Au total, les chiens de sauvetage de Saint-Bernard auraient sauvé la vie de plus de 2 000 personnes jusqu'au dernier rétablissement documenté de 1897, lorsqu'un garçon de 12 ans fut retrouvé presque gelé dans une crevasse et réveillé par un chien.

Bernards d'élevage
À partir de 1830, les moines commencèrent à élever les chiens avec Terre-Neuve, pensant que les poils plus longs de la race protégeraient mieux les chiens dans le froid. Mais l'idée s'est retournée contre eux lorsque la glace s'est formée sur les poils des chiens. Parce que les chiens n’étaient plus aussi efficaces dans leurs sauvetages, les moines les ont donnés à des habitants des vallées suisses environnantes.

En 1855, l'aubergiste Heinrich Schumacher commença à élever les chiens. Schumacher a utilisé un livre généalogique, a fourni l'hospice avec des chiens et a également exporté des chiens en Angleterre, en Russie et aux États-Unis. Beaucoup de gens ont commencé à élever les chiens sans discernement, comme avec les mastiffs anglais, ce qui a eu pour résultat leur apparence commune aujourd'hui. Pendant ce temps, la race de chien était toujours sans nom. Beaucoup les appelaient Hospice Dogs, Alpine Mastiffs, Mountain Dogs, Swiss Alpine Dogs et St. Bernard Mastiffs. De nombreux Suisses les ont appelés Barry Dogs en hommage. En 1880, le Swiss Kennel Club a officiellement reconnu le nom de St. Bernard.

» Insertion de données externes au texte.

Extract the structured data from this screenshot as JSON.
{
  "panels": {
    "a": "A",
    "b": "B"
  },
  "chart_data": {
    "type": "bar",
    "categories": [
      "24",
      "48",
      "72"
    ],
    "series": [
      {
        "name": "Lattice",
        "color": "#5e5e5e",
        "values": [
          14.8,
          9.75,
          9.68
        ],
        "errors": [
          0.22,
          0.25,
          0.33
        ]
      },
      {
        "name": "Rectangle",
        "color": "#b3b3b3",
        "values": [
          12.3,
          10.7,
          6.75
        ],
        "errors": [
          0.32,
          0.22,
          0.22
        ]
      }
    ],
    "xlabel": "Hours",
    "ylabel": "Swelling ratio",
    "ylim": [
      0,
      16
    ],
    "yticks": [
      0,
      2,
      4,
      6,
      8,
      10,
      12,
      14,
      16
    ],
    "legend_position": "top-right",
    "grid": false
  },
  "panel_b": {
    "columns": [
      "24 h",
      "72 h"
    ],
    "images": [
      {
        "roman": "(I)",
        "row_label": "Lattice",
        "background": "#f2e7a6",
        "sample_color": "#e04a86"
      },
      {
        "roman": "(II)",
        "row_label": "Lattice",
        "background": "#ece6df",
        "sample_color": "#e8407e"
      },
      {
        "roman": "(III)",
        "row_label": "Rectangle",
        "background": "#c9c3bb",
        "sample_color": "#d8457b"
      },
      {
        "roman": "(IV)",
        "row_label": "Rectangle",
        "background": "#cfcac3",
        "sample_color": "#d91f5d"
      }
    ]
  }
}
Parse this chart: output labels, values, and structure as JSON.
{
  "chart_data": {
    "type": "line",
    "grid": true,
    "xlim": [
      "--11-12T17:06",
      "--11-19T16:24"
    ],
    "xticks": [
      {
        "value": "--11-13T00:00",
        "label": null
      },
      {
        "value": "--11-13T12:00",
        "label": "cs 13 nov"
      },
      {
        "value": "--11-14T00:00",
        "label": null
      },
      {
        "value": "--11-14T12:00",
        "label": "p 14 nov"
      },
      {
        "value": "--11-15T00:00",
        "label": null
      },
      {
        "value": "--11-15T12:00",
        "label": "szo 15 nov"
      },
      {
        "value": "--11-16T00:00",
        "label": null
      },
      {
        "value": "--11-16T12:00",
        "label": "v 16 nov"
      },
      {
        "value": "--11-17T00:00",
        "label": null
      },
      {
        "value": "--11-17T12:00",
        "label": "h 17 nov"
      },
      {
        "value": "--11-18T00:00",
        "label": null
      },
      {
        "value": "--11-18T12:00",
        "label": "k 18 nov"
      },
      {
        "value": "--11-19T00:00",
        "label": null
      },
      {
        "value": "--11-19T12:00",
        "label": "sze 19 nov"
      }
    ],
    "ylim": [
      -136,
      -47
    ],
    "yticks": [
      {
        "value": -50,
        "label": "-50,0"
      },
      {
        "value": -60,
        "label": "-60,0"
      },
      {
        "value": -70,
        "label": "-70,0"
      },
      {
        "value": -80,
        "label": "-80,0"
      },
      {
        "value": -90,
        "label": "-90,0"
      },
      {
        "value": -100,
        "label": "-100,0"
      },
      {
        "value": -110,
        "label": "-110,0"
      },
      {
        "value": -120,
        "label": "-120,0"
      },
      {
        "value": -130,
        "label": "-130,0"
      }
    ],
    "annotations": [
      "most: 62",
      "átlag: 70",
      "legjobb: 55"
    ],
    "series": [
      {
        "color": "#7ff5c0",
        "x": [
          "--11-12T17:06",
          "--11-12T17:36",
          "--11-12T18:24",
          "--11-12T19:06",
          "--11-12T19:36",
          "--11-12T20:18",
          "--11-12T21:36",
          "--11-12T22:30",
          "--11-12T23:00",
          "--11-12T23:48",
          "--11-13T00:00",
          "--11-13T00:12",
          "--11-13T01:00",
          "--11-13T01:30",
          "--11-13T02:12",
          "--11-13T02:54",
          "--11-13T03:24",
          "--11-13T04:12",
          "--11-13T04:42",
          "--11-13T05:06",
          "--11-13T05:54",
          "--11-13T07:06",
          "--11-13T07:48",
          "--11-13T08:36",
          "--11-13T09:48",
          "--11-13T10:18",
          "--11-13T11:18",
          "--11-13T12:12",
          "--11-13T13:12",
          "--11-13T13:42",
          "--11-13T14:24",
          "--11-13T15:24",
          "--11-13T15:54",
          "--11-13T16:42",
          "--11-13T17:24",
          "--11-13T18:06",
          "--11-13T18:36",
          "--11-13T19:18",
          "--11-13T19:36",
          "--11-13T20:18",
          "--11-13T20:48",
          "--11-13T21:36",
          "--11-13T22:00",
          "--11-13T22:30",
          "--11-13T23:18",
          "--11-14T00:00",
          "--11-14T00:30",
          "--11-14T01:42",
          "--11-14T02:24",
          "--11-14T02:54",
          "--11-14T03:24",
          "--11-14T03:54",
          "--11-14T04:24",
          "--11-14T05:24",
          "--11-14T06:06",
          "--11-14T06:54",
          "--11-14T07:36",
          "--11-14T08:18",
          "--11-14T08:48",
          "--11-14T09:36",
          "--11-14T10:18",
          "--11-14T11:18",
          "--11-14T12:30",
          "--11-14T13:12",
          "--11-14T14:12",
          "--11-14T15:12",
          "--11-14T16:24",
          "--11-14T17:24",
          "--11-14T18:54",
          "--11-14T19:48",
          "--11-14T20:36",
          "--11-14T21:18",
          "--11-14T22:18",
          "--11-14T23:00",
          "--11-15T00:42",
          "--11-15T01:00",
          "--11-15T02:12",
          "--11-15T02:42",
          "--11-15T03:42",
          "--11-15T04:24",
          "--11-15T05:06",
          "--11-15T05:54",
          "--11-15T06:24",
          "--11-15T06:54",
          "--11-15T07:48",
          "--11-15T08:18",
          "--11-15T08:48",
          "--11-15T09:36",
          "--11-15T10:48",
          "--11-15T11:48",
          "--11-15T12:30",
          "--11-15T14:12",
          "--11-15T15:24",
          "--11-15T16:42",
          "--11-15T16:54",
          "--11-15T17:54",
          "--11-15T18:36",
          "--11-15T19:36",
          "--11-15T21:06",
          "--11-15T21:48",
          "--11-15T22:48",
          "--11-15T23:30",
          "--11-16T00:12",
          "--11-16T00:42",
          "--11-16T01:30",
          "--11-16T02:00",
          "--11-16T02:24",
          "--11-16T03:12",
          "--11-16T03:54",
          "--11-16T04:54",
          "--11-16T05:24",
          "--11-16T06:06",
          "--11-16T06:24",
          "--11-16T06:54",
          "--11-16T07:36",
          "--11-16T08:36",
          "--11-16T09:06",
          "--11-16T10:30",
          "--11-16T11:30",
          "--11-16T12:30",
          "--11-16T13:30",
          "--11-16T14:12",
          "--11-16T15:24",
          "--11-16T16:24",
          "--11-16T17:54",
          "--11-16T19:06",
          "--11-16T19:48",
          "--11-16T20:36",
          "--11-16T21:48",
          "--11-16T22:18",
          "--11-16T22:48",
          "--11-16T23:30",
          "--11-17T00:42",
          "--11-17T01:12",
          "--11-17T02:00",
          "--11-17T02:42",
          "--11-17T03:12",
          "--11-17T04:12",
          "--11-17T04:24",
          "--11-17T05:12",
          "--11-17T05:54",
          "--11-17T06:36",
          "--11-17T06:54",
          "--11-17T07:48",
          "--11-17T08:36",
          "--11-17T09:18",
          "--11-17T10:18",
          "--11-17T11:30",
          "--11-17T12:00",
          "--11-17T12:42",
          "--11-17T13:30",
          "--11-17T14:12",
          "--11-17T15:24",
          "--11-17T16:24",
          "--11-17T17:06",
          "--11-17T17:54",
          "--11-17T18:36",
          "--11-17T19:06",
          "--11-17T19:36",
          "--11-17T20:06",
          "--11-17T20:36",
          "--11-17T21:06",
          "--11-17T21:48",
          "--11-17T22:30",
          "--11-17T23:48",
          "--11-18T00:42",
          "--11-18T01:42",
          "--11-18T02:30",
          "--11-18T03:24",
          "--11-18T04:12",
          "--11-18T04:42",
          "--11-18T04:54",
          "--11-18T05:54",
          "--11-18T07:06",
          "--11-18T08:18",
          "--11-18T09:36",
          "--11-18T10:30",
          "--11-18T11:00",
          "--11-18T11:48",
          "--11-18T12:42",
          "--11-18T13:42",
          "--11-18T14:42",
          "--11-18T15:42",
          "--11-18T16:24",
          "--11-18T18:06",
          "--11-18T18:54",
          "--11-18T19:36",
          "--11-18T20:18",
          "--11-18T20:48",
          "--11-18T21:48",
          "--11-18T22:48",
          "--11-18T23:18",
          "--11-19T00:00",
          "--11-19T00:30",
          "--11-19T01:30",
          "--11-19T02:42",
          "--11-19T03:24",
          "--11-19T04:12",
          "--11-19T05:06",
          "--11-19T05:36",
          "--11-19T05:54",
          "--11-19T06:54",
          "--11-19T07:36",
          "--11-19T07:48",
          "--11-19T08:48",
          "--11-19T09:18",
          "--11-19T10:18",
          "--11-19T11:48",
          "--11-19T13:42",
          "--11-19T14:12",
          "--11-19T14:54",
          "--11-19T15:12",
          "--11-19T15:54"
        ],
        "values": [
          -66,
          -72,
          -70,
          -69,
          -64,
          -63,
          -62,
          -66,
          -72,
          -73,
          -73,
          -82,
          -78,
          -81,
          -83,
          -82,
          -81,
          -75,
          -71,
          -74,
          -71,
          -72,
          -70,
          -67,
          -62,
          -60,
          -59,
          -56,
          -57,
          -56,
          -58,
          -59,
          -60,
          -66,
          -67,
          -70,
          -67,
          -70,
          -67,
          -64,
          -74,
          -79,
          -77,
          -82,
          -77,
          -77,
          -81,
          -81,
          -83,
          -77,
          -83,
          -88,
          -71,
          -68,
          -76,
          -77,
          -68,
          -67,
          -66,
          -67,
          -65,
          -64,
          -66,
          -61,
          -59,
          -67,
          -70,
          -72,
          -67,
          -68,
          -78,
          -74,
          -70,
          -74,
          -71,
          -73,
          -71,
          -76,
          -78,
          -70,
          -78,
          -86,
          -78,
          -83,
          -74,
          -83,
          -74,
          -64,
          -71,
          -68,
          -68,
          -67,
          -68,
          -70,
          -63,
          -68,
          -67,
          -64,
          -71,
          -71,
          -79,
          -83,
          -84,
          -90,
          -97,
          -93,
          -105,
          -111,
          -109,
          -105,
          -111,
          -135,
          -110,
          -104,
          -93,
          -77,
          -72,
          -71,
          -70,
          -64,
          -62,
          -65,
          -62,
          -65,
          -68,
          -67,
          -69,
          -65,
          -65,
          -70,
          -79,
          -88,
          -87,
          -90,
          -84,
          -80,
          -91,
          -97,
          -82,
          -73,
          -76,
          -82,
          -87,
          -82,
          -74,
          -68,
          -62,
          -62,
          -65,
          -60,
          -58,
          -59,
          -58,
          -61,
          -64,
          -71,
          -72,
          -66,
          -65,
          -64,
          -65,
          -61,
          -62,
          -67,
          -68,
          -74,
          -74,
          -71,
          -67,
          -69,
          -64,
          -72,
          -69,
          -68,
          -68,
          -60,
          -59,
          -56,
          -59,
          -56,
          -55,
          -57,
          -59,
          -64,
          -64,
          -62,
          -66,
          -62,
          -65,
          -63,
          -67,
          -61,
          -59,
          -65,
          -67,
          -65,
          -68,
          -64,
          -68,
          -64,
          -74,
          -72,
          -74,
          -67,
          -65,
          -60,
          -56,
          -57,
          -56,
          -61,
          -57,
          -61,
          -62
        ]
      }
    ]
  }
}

Jusqu'en septembre 2004, 18 chiens Saint-Bernard appartenaient encore à l'hospice. Cette année-là, la Barry Foundation a été créée pour créer des chenils à Martingy, un village situé en aval du col. Aujourd'hui, plusieurs chiots de Saint-Bernard naissent chaque année à la fondation. En ce qui concerne les efforts de sauvetage sur la passe, les moines comptent désormais sur des hélicoptères.

(Article publié à l'origine le 1 janvier 2008; mis à jour le 1 mars 2016.)